From: www.itworld.com
June 29, 2008 —
What do you do for a living? If you answered "I am a programmer", or , "I am an application designer" or "I am an IT architect" or "I am an engineer" or "I am a tester" I would reply "Me too."
How odd. How can I be all of those things? You are thinking the same thing I suspect. Maybe you do all of the above too - and more? How odd!
Imagine a similar conversation in the road construction industry. I ask "Hello, what do you do?" and you reply "I am the architect, and the designer, oh and I decide on all the materials and um, I build chunks of the road myself and then do all the testing." How distinctly odd that would be.
I have been noodling the whys and wherefores of this. It would be easy to discount the whole thing as a simple consequence of the relative youth of computing. One day, perhaps, building software will be broken down along the same lines as any other industrial scale engineering project. Designers will design and architects will architect and builders will build and it will all be happily, cleanly segmented.
I don't think so. At least not if continue on our current trajectory. Here is how I have tried to explain the core of the problem to myself . . .
Imagine building a road. In the physical world I can pour concrete and put up fences and lay asphalt bit by bit, mile by mile. As long as there is an overall plan in place, it's all good. This mile of road is very much the same as the next mile of road. All we need to do is make sure they are all joined up.
In the software world however, I cannot write functions and create modules and design screens bit by bit, mile-of-code by mile-of-code. Every line, every dialog box every data item, needs to be considered in terms of the overall project. Otherwise, there is no way I will end up with something that scales, that is easily modified, that has 5-nines availability etc. etc. There is an uncomfortably high degree of design smarts and architecture smarts required all the way down to the code cutting itself.
Coding is coding but coding done well is also design and also architecture and also fault tolerance and also testing . . .
How odd.
I think I have a better metaphor. Also from the construction world. Software design is like building a skyscraper. Every bolt, every block needs to be put in place from the bottom up with a view to withstanding load that does not exist yet. Every part is built on every other part. Dependencies exist all the way down to the ground. You cannot just knock down a wall or build on extra rooms as it suits you. You need to wonder what impact every bit of the skyscraper has on every other bit. There are dependencies from top to bottom.
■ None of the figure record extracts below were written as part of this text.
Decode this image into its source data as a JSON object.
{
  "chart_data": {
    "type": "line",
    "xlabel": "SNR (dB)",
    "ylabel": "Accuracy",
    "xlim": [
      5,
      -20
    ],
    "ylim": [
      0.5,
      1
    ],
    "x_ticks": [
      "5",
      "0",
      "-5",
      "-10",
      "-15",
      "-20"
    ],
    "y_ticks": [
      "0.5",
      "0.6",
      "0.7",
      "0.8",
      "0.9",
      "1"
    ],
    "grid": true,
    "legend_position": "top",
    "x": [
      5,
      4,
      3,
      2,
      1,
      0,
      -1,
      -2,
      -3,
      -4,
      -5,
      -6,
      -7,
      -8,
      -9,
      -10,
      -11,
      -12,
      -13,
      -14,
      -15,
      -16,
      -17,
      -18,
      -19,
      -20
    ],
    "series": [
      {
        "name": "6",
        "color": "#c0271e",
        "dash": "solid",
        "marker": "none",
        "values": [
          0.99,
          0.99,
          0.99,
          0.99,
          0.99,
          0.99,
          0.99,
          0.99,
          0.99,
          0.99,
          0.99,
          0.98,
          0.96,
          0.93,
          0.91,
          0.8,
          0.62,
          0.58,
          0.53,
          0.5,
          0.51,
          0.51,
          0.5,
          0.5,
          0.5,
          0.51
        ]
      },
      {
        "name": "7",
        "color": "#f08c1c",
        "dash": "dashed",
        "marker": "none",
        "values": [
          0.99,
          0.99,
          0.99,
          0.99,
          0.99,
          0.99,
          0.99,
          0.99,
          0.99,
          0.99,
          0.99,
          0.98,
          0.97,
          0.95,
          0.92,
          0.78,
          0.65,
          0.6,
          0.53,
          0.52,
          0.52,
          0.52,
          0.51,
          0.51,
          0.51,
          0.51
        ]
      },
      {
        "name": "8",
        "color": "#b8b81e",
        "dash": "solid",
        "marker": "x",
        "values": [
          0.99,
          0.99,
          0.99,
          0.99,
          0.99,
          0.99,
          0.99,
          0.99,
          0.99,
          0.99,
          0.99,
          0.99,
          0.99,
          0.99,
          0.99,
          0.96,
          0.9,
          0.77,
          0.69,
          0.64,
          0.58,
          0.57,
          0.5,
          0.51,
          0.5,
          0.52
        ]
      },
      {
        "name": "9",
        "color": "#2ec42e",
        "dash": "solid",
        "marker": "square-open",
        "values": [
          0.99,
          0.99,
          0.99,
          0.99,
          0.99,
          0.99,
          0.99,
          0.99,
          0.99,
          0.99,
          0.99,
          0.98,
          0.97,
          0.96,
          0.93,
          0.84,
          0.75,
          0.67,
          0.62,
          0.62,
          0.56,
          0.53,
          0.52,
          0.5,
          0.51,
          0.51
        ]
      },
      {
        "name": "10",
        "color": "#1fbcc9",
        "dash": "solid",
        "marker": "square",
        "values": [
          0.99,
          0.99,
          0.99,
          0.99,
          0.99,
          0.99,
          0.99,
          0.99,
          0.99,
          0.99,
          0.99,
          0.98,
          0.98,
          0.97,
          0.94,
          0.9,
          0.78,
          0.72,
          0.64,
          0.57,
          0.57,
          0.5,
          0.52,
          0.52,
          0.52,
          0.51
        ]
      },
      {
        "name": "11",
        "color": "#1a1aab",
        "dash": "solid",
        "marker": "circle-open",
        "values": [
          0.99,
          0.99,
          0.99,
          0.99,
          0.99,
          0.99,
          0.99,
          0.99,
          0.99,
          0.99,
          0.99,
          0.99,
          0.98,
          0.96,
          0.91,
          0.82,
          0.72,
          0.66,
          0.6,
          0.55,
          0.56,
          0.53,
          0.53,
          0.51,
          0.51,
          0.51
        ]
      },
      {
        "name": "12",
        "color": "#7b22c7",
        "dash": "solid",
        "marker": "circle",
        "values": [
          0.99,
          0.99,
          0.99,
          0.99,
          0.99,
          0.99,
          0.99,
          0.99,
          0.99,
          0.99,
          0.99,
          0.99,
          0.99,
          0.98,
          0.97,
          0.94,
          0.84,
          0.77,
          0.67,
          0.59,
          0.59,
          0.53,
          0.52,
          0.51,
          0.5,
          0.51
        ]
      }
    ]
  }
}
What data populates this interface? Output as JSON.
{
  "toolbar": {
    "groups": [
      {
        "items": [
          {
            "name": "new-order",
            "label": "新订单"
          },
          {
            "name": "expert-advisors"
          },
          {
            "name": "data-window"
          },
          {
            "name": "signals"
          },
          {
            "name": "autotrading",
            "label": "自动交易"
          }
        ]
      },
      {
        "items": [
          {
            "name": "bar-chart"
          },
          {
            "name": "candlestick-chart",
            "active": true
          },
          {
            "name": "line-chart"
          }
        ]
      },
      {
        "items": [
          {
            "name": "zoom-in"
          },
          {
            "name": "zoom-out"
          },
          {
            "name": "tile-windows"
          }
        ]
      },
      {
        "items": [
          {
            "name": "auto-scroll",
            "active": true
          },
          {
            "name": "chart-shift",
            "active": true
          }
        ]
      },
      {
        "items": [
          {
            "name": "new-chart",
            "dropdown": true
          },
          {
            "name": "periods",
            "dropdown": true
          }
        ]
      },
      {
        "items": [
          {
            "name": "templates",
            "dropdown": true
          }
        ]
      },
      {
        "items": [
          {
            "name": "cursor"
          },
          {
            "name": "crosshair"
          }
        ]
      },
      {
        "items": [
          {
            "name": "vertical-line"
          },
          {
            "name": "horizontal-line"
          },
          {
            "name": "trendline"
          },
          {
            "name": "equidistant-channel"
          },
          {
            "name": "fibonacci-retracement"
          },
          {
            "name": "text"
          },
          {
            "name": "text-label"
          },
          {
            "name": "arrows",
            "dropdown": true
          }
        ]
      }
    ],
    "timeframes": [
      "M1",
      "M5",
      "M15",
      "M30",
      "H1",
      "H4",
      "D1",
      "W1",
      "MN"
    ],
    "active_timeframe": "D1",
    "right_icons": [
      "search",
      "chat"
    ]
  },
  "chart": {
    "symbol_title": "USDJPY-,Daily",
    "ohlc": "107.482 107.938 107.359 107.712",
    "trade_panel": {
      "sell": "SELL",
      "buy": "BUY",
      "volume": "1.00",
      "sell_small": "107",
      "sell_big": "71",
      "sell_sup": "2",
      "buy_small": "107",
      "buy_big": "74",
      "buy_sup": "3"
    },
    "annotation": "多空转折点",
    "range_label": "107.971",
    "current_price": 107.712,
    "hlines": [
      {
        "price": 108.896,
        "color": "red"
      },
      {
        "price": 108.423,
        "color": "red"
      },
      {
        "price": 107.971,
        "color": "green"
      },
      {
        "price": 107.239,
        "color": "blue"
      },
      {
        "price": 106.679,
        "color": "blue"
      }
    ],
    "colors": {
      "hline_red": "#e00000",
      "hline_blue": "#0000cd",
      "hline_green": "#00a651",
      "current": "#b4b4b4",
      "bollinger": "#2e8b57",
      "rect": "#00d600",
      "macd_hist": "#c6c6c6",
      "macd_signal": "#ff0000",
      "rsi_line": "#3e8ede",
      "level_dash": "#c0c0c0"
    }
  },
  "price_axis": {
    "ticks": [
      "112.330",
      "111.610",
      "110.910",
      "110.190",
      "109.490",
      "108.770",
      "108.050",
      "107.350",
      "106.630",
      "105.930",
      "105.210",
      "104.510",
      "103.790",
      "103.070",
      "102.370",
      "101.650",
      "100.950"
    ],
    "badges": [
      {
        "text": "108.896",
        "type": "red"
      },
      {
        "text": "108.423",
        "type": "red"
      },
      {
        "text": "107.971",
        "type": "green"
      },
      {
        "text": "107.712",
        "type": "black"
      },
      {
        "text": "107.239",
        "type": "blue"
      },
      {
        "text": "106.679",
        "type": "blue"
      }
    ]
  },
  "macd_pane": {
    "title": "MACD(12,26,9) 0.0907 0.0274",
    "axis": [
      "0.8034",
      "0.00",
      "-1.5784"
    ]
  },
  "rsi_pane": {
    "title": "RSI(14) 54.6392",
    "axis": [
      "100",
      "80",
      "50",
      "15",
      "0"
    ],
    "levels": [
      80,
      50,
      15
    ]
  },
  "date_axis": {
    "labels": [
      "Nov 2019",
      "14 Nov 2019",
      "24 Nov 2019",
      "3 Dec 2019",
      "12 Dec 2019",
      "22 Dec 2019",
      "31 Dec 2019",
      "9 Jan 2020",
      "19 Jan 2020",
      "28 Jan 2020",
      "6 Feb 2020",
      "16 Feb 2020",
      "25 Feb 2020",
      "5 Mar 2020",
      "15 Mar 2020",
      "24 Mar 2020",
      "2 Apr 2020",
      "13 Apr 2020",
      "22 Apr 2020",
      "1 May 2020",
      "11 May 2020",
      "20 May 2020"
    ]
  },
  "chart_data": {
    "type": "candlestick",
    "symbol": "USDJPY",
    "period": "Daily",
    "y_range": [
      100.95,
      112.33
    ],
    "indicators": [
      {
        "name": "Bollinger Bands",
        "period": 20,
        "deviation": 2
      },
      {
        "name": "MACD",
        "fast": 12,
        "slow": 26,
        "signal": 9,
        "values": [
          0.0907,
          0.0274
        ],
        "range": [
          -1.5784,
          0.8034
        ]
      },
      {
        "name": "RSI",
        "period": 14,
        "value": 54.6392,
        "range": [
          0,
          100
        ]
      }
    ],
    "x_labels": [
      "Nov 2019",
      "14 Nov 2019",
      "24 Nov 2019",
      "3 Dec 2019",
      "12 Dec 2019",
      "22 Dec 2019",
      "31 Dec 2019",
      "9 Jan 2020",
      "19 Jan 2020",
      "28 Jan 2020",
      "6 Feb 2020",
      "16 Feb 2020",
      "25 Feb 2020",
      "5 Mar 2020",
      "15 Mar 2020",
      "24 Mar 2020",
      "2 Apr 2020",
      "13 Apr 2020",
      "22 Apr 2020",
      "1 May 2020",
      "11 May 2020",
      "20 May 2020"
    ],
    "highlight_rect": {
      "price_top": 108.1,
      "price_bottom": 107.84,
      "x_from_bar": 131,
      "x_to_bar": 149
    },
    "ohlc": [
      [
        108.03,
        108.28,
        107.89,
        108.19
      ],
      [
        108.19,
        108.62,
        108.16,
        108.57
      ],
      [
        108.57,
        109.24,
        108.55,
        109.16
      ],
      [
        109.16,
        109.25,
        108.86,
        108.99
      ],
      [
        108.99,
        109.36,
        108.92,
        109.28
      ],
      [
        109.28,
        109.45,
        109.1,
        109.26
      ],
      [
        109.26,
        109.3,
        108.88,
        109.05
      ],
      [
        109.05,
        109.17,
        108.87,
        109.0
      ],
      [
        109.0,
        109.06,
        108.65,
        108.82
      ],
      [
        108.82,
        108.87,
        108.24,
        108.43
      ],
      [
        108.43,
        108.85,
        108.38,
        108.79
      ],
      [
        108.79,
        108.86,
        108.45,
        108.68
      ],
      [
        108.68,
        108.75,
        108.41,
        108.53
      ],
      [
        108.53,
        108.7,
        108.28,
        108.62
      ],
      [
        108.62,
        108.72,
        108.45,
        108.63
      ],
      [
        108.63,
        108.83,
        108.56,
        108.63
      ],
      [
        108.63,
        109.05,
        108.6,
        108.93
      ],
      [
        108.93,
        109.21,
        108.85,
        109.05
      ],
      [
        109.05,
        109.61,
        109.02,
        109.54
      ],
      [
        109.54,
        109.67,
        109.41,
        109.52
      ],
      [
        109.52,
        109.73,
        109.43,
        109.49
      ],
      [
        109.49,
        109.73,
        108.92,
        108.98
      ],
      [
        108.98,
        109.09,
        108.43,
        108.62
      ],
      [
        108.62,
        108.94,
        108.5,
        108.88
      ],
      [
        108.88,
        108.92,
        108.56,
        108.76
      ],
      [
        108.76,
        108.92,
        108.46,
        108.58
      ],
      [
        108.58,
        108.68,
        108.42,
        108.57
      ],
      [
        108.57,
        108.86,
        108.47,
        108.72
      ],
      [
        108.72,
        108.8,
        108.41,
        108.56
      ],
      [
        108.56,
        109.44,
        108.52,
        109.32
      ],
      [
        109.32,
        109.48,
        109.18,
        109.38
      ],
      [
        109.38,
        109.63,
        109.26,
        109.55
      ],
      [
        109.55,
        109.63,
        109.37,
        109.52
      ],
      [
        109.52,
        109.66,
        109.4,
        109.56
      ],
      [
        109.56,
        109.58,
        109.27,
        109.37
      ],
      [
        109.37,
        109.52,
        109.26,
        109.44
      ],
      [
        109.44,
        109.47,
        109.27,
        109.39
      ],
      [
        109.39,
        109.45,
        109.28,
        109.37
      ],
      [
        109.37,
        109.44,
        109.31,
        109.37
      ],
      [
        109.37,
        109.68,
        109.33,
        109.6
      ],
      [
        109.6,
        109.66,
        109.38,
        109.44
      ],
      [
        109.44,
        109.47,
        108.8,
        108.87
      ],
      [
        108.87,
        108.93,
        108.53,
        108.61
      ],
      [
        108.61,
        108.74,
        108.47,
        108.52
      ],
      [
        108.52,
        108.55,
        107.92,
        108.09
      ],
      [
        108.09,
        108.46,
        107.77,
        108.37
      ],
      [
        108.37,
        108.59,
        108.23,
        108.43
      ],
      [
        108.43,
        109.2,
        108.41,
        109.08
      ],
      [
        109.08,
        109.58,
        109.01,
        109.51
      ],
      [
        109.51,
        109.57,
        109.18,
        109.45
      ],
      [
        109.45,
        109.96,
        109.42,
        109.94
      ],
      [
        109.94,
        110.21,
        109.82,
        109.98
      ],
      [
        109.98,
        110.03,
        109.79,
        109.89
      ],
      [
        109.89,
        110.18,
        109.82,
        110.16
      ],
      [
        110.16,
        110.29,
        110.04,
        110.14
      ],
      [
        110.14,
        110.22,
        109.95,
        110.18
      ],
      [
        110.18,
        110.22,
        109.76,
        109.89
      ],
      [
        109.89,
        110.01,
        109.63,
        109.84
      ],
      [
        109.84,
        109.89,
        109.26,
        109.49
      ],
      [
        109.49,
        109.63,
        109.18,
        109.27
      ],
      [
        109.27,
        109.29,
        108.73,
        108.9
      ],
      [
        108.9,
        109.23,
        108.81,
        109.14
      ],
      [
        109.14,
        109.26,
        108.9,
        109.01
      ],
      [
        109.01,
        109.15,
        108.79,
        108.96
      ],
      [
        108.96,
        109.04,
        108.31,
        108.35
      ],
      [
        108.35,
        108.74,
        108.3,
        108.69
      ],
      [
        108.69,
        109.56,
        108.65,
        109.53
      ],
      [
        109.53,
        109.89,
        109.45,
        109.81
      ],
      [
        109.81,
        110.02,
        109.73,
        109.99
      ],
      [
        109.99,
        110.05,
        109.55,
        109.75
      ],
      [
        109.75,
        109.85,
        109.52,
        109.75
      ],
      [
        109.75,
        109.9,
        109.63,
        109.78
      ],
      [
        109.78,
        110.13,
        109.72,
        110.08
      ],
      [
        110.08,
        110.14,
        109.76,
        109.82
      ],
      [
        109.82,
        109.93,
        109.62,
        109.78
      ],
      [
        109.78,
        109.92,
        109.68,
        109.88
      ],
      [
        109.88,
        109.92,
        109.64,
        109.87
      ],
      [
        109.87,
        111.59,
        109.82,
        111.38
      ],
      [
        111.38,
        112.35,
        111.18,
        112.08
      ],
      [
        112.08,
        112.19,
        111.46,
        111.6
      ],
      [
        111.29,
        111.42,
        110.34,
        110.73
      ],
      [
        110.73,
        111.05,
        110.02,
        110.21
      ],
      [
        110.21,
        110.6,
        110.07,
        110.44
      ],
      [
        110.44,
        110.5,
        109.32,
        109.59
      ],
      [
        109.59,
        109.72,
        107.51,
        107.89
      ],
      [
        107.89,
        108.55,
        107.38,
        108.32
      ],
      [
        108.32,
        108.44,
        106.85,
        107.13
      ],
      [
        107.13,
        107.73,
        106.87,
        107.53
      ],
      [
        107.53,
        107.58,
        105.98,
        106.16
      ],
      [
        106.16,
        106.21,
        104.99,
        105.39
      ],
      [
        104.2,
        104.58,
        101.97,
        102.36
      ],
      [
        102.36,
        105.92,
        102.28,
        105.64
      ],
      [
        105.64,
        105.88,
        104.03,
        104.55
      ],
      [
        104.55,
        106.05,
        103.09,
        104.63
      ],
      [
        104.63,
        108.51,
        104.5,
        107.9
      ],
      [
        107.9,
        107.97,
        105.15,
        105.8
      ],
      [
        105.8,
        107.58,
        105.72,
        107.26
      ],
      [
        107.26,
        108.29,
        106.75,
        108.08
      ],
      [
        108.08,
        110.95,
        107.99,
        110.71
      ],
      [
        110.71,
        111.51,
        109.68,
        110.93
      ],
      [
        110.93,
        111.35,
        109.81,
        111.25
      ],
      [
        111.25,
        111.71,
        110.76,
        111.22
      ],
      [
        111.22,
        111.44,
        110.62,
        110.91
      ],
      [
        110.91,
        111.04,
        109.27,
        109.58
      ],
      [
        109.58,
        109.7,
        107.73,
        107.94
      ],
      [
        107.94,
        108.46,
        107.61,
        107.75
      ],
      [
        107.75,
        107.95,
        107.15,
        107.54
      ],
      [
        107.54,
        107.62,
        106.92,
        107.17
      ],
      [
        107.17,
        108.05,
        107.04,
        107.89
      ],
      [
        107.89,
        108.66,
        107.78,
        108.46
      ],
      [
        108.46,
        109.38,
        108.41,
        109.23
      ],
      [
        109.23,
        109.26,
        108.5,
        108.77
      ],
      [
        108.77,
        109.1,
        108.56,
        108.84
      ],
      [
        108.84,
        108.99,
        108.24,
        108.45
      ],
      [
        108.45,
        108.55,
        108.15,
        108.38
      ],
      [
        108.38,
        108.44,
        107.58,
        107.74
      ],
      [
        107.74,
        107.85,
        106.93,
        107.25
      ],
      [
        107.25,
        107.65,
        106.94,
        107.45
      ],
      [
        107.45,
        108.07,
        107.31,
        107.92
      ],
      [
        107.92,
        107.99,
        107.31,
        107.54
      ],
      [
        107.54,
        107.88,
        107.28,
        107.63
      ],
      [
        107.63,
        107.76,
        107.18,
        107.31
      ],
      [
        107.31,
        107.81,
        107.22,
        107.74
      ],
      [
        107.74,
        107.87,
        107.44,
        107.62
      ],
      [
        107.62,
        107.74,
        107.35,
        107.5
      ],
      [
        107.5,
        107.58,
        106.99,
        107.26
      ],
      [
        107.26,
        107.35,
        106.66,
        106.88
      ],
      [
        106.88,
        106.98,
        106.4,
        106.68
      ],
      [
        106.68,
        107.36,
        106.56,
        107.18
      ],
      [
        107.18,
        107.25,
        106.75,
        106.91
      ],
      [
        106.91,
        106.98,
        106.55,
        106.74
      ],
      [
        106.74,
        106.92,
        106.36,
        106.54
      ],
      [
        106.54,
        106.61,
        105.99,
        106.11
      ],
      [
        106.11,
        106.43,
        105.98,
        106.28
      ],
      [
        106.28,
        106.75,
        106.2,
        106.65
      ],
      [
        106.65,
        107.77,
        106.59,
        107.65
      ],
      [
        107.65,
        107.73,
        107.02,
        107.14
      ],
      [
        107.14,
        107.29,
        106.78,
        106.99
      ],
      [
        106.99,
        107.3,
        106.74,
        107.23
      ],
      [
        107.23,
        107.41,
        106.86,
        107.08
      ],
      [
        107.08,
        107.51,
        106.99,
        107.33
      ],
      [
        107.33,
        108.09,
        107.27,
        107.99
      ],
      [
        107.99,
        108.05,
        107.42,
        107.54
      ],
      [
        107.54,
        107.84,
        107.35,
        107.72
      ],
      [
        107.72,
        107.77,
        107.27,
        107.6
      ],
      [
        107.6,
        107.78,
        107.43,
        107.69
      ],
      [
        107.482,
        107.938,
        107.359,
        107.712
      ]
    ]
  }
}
In the construction industry, the main enemy is gravity. Gravity comes already load-balanced for you by mother nature. If you build sideways load (gravity) is distributed. However, if you build upwards it is not distributed at all. In the vertical, you need to give gravity your full attention always. That is fundamentally why motorway building is much more likely to be a "loosely coupled", decomposable activity than skyscraper building.
The software application equivalent of gravity is users. At Internet scale, the load on your application is like a mile high skyscraper - and your application is the foundations and the bottom floor. Every nail, every joint needs to be "programmed" to support the load above.
Software development happens in the foundations and on the first floor of the skyscraper. Even the humbler coders in the corner have to be thinking "one-mile-high". Otherwise your application is dust.
I don't see this changing until such time as coding has built-in insurances for all the "ilities" that distinguish an outhouse from a mile-high sky scraper. We need to find a way to cut programmers loose without them (or you) having to worry about all the "ilities" - without which the code will not stand.
We have a long way to go. Till then, the good programmers will be - unavoidably - part programmer, part designer, part architect, part tester.